1. PROVIDE A CASE SUMMARY

A 19-year-old female without known medical history was transported to emergency department
because of coma. Blood tests have results of elevated leukocytes and C-reactive protein and
turbid yellow spinal fluid was collected on lumbar tap. Confirmation of the diagnosis of meningitis
was due to elevated protein levels and 0 mg/dl glucose with a cell count of 10112/mm3. Patient
was admitted to intensive care unit and were given Dexamethasone followed by meropenem and
vancomycin while causative agent was not established yet.

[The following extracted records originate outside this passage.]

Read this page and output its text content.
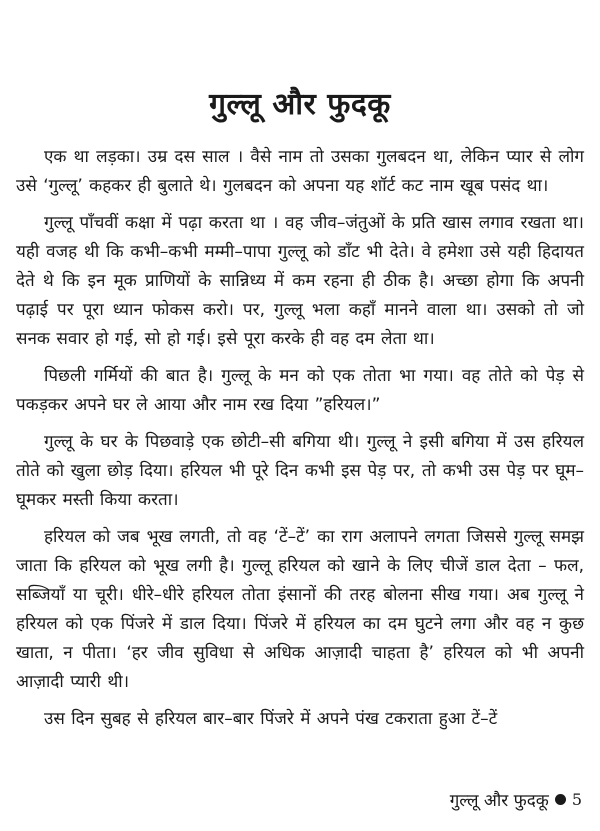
गुल्लू और फुदकू

एक था लड़का। उम्र दस साल । वैसे नाम तो उसका गुलबदन था, लेकिन प्यार से लोग उसे ‘गुल्लू’ कहकर ही बुलाते थे। गुलबदन को अपना यह शॉर्ट कट नाम खूब पसंद था।

गुल्लू पाँचवीं कक्षा में पढ़ा करता था । वह जीव–जंतुओं के प्रति खास लगाव रखता था। यही वजह थी कि कभी–कभी मम्मी–पापा गुल्लू को डाँट भी देते। वे हमेशा उसे यही हिदायत देते थे कि इन मूक प्राणियों के सान्निध्य में कम रहना ही ठीक है। अच्छा होगा कि अपनी पढ़ाई पर पूरा ध्यान फोकस करो। पर, गुल्लू भला कहाँ मानने वाला था। उसको तो जो सनक सवार हो गई, सो हो गई। इसे पूरा करके ही वह दम लेता था।

पिछली गर्मियों की बात है। गुल्लू के मन को एक तोता भा गया। वह तोते को पेड़ से पकड़कर अपने घर ले आया और नाम रख दिया ”हरियल।”

गुल्लू के घर के पिछवाड़े एक छोटी–सी बगिया थी। गुल्लू ने इसी बगिया में उस हरियल तोते को खुला छोड़ दिया। हरियल भी पूरे दिन कभी इस पेड़ पर, तो कभी उस पेड़ पर घूम–घूमकर मस्ती किया करता।

हरियल को जब भूख लगती, तो वह ‘टें–टें’ का राग अलापने लगता जिससे गुल्लू समझ जाता कि हरियल को भूख लगी है। गुल्लू हरियल को खाने के लिए चीजें डाल देता – फल, सब्जियाँ या चूरी। धीरे–धीरे हरियल तोता इंसानों की तरह बोलना सीख गया। अब गुल्लू ने हरियल को एक पिंजरे में डाल दिया। पिंजरे में हरियल का दम घुटने लगा और वह न कुछ खाता, न पीता। ‘हर जीव सुविधा से अधिक आज़ादी चाहता है’ हरियल को भी अपनी आज़ादी प्यारी थी।

उस दिन सुबह से हरियल बार–बार पिंजरे में अपने पंख टकराता हुआ टें–टें

गुल्लू और फुदकू 5
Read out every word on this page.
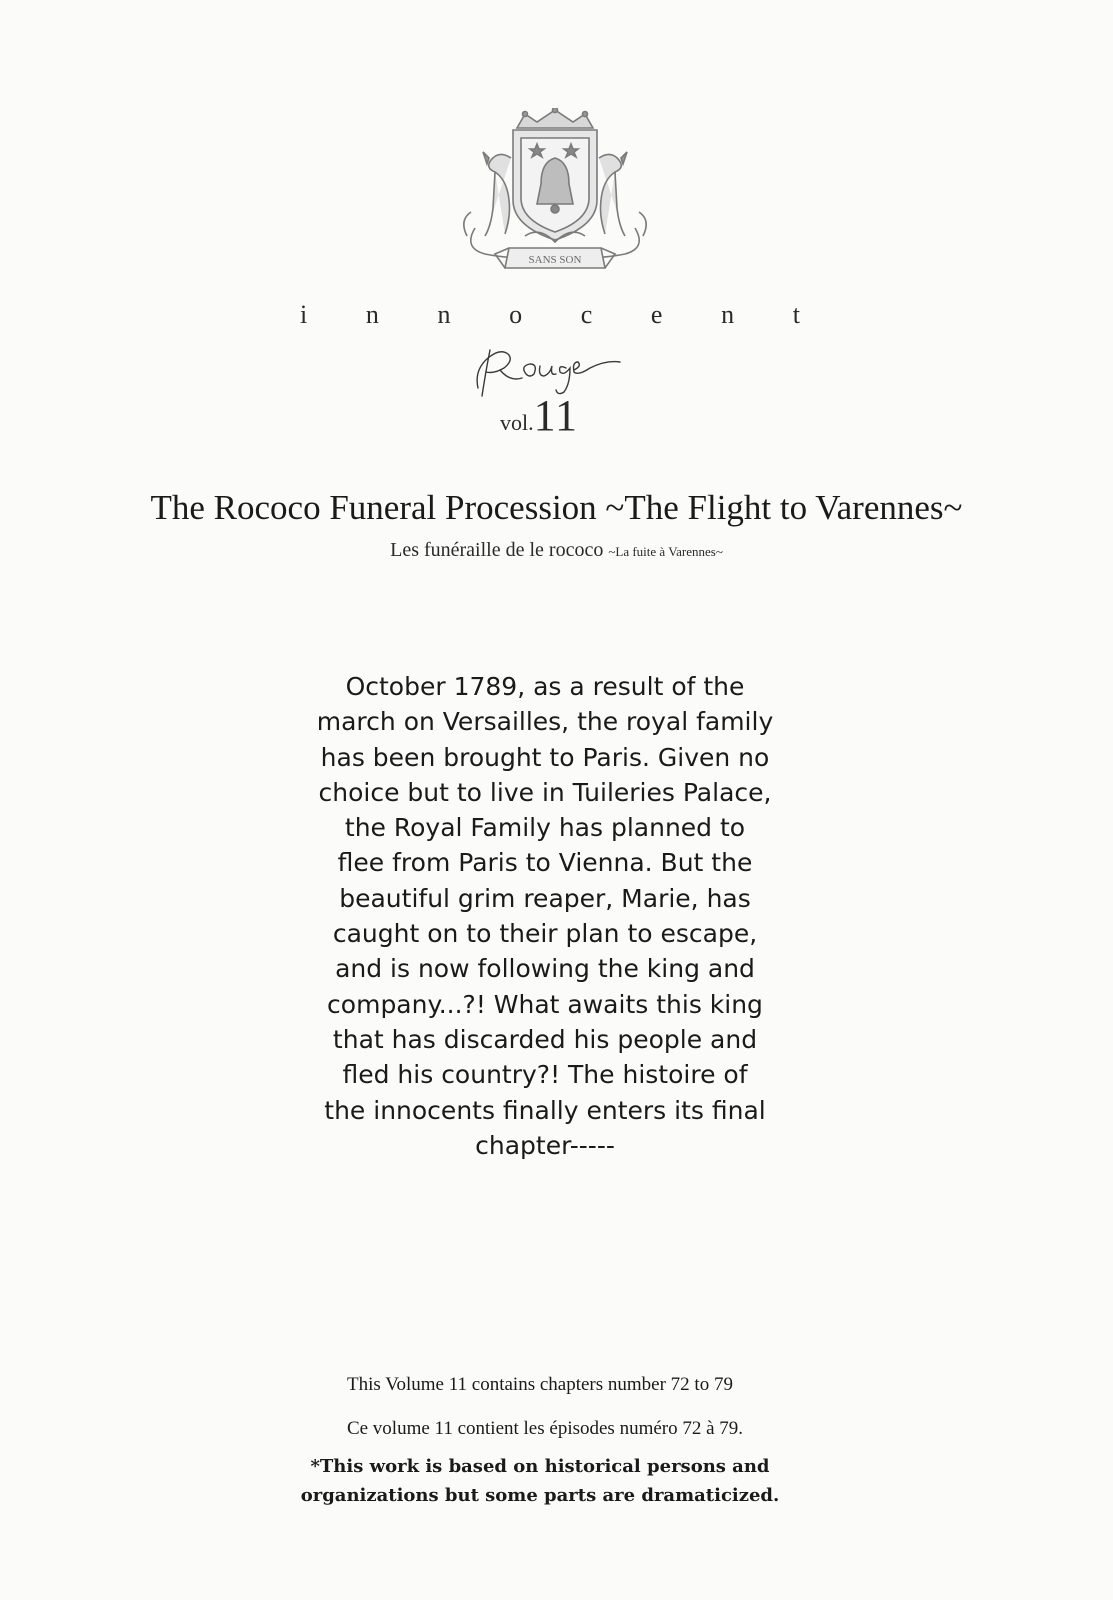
SANS SON
i n n o c e n t
vol.11
The Rococo Funeral Procession ~The Flight to Varennes~
Les funéraille de le rococo ~La fuite à Varennes~
October 1789, as a result of the
march on Versailles, the royal family
has been brought to Paris. Given no
choice but to live in Tuileries Palace,
the Royal Family has planned to
flee from Paris to Vienna. But the
beautiful grim reaper, Marie, has
caught on to their plan to escape,
and is now following the king and
company...?! What awaits this king
that has discarded his people and
fled his country?! The histoire of
the innocents finally enters its final
chapter-----
This Volume 11 contains chapters number 72 to 79
Ce volume 11 contient les épisodes numéro 72 à 79.
*This work is based on historical persons and
organizations but some parts are dramaticized.
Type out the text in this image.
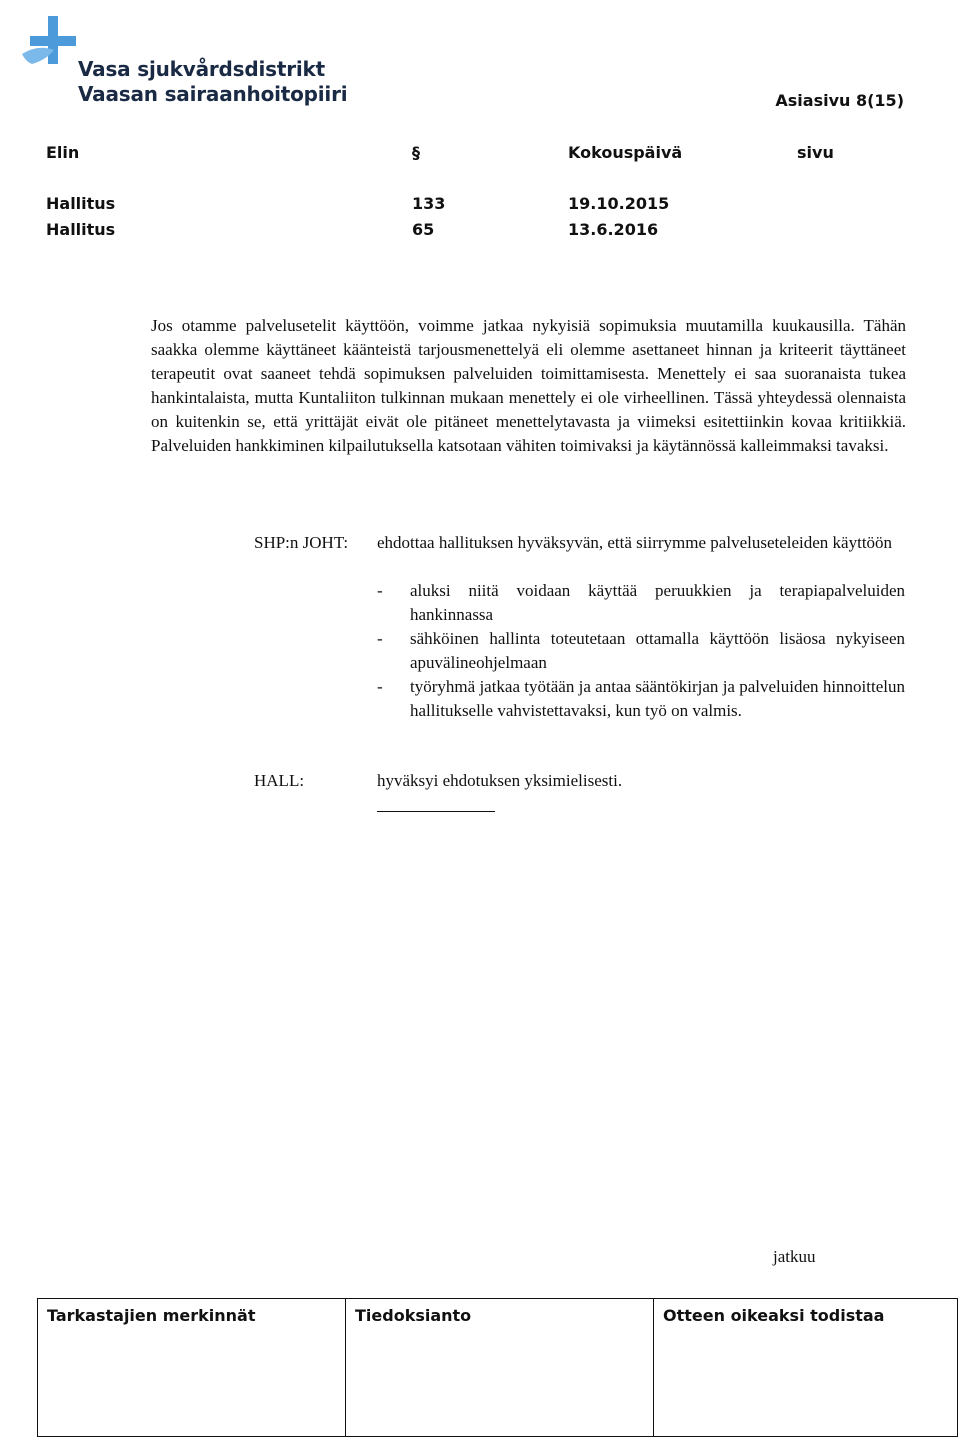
Vasa sjukvårdsdistrikt
Vaasan sairaanhoitopiiri	Asiasivu 8(15)
Elin	§	Kokouspäivä	sivu
Hallitus	133	19.10.2015
Hallitus	65	13.6.2016

Jos otamme palvelusetelit käyttöön, voimme jatkaa nykyisiä sopimuksia muutamilla kuukausilla. Tähän saakka olemme käyttäneet käänteistä tarjousmenettelyä eli olemme asettaneet hinnan ja kriteerit täyttäneet terapeutit ovat saaneet tehdä sopimuksen palveluiden toimittamisesta. Menettely ei saa suoranaista tukea hankintalaista, mutta Kuntaliiton tulkinnan mukaan menettely ei ole virheellinen. Tässä yhteydessä olennaista on kuitenkin se, että yrittäjät eivät ole pitäneet menettelytavasta ja viimeksi esitettiinkin kovaa kritiikkiä. Palveluiden hankkiminen kilpailutuksella katsotaan vähiten toimivaksi ja käytännössä kalleimmaksi tavaksi.

SHP:n JOHT: ehdottaa hallituksen hyväksyvän, että siirrymme palveluseteleiden käyttöön
- aluksi niitä voidaan käyttää peruukkien ja terapiapalveluiden hankinnassa
- sähköinen hallinta toteutetaan ottamalla käyttöön lisäosa nykyiseen apuvälineohjelmaan
- työryhmä jatkaa työtään ja antaa sääntökirjan ja palveluiden hinnoittelun hallitukselle vahvistettavaksi, kun työ on valmis.
HALL:	hyväksyi ehdotuksen yksimielisesti.
jatkuu
Tarkastajien merkinnät	Tiedoksianto	Otteen oikeaksi todistaa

After the spinal fluid collection, N. meningitides
was cultured and antibiotic therapy was changed to ampicillin. There was enhanced subarachnoid space of
cerebellum when postcontrast T1-weighted imaging was done and there was high intensity found on
diffusion-weighted imaging and multiple low-intensity areas in cerebellum or microbleed in susceptibility-
weighted imaging. The management done was successful that resulted in improved clinical
symptoms. No neurologic deficits were observed after day 24 so patient was discharged.

2. WHAT ARE THE SIGNS AND SYMPTOMS PRESENT IN THIS CASE POINTING TO A POSSIBLE
CNS INFECTION?
 Fever over 39 °C
 Severe occipital headache
 Unconscious the night before admission
 Leukocytes = 21,100 cells/μl
 C-reactive protein = 20.6 mg/dl
 Turbid yellow spinal fluid on lumbar tap
 Protein 394 mg/dl
 Glucose 0 mg/dl
 Cell count of 10112/mm3 (96 % polymorphonuclear leukocytes)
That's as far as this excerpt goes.